Limitations and strengths
In alignment with the four tenets of trustworthiness of qualitive inquiry [16], our results were credible, transferable, dependable, and ultimately, confirmable. Credibility addresses the goodness of fit between the participants’ ideas and the researchers’ interpretation of those ideas. We used a multi-step approach that included research triangulation, or multiple observers, at various steps to define and confirm themes that represent the data and reduce potential biases. Code and theme development was also documented at every step and examined by multiple researchers during the refinement and finalization of themes. Transferability refers to the generalizability of the knowledge gained from the research. This study underpins the importance of addressing weight management from a disease prevention and preventive health perspective. Additionally, church-based programs, compared to traditional medical settings, may be advantageously equipped with social support to facilitate diet, physical activity and other health behavior change goals. While our results are limited to an African American population in rural, Mississippi and a small sample size, these findings are not completely isolated in the literature and may have implications for other populations, especially across the Deep South. We also only conducted one focus group for each group type.
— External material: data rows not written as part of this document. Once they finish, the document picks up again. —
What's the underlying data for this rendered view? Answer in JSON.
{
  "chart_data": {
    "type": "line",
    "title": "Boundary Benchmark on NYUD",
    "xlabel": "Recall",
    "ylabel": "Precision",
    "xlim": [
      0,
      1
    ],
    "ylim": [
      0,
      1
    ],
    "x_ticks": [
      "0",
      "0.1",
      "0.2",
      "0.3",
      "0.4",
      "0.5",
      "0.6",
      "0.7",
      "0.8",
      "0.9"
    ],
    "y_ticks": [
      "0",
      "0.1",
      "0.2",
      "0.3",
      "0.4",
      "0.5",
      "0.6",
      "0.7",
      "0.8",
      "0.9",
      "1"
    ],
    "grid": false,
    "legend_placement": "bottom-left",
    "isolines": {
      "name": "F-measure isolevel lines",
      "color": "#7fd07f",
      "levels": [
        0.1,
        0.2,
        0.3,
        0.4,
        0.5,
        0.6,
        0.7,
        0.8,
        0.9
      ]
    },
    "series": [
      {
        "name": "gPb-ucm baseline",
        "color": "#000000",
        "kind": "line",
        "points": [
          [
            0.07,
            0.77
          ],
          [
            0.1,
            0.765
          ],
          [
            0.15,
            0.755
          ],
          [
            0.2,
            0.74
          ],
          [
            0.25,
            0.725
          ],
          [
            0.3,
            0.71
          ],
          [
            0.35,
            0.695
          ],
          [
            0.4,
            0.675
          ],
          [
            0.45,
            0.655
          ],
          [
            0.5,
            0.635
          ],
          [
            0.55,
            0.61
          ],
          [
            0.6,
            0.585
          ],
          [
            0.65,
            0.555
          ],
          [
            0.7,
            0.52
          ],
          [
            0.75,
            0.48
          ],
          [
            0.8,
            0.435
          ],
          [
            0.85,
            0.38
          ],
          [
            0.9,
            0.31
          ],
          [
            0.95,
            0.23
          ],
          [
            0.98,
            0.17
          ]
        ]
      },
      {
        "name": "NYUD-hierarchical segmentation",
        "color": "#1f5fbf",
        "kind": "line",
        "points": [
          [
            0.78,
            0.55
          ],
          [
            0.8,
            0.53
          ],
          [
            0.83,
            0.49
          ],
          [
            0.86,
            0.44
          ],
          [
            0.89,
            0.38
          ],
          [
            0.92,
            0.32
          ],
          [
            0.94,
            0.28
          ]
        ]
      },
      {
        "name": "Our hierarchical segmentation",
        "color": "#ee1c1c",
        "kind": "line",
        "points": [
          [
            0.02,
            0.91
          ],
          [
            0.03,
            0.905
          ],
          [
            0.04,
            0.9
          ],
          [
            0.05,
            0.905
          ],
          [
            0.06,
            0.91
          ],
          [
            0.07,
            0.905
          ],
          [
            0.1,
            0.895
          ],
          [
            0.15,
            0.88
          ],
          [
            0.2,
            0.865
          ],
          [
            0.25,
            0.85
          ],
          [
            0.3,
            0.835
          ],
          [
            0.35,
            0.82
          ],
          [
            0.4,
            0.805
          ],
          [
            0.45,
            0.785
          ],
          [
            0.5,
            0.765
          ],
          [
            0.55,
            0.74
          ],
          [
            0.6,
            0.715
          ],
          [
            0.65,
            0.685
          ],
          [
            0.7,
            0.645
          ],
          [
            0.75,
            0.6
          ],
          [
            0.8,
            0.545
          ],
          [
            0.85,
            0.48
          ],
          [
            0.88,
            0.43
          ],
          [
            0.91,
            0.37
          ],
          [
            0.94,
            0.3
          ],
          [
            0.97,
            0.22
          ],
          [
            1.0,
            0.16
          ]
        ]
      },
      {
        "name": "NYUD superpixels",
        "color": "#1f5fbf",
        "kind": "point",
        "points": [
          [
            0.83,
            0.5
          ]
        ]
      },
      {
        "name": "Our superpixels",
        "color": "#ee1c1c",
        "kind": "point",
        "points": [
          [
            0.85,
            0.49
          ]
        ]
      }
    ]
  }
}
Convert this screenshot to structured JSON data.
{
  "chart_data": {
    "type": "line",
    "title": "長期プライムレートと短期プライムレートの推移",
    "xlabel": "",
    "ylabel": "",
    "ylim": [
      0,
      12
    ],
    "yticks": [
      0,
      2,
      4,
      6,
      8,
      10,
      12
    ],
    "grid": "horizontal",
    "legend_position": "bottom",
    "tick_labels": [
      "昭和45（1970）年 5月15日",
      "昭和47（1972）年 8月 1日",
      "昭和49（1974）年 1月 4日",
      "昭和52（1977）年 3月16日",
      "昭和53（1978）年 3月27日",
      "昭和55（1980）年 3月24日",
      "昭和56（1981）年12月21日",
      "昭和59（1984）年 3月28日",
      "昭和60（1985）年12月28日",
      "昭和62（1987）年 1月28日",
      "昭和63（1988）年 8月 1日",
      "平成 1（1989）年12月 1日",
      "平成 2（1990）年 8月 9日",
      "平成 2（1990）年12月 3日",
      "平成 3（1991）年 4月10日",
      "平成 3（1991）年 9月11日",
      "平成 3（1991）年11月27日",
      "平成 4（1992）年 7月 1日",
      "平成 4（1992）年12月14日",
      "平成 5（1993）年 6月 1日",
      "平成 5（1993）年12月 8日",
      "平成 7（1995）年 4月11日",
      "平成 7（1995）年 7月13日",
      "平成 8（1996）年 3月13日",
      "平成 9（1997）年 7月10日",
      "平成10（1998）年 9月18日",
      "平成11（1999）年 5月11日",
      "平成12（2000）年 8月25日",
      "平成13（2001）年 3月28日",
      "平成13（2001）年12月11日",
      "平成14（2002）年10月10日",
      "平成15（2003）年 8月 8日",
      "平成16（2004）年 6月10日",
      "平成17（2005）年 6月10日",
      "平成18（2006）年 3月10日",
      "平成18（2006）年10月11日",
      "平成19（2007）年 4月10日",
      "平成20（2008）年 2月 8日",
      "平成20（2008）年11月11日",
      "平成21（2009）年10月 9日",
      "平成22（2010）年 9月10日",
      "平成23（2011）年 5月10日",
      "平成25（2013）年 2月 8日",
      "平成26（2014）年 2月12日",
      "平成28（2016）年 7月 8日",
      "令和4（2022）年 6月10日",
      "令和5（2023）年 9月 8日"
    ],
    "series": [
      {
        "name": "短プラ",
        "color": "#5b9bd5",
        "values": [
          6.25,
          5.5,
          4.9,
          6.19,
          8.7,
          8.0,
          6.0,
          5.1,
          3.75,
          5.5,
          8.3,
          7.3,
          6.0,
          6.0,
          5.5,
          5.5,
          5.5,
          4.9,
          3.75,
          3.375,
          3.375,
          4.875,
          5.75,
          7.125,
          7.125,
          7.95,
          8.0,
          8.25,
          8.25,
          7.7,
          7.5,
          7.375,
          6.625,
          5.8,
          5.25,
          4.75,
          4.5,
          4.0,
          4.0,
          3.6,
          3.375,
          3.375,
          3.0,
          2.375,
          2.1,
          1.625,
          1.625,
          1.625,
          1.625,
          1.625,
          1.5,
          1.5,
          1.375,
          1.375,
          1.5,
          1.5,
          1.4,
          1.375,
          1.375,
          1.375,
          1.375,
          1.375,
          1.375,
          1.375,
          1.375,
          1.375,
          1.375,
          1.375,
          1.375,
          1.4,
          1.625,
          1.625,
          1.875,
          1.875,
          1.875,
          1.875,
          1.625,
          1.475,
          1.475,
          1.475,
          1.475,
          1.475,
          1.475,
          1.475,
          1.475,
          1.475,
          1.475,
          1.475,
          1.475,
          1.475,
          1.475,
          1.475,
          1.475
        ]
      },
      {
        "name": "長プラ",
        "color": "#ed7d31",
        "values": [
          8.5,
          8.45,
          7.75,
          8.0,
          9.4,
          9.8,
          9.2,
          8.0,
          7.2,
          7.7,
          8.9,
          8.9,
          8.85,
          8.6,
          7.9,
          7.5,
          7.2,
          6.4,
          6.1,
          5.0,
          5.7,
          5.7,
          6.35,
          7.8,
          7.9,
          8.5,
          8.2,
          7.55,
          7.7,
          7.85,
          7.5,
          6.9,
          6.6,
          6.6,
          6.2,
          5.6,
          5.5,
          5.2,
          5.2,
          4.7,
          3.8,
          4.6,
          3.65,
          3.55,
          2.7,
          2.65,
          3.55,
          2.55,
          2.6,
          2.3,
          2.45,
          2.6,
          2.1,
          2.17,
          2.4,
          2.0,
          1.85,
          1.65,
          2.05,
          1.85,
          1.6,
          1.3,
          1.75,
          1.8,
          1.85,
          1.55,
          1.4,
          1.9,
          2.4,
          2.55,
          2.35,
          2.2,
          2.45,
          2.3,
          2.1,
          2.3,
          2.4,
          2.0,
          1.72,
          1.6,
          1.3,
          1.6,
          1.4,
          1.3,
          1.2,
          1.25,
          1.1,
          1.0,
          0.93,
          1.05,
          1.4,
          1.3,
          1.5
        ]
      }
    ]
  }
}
Our research staff felt that they had saturated the pool of potential participants with recruitment efforts and did not feel further recruitment would yield enough participants for an additional focus group. Our sample does uniquely represent a predominantly younger to middle aged African American population, which will be a crucial target for health education and behavior programs to go beyond the management of disease toward the reduction of disease risk and ultimately, health disparities.
Last, our research is both dependable and confirmable. Dependability refers to the research process in that it is clear and reproducible. Our steps are documented and in alignment with best practice guidelines for qualitative inquiry. Confirmability requires demonstration of how conclusions were reached which is met when credibility, transferability and dependability are achieved. Our study outlines a clear qualitative process for how themes were derived with multiple checkpoints and results have clear implications for weight management in a specified population, which may have implications for and guide research in other populations.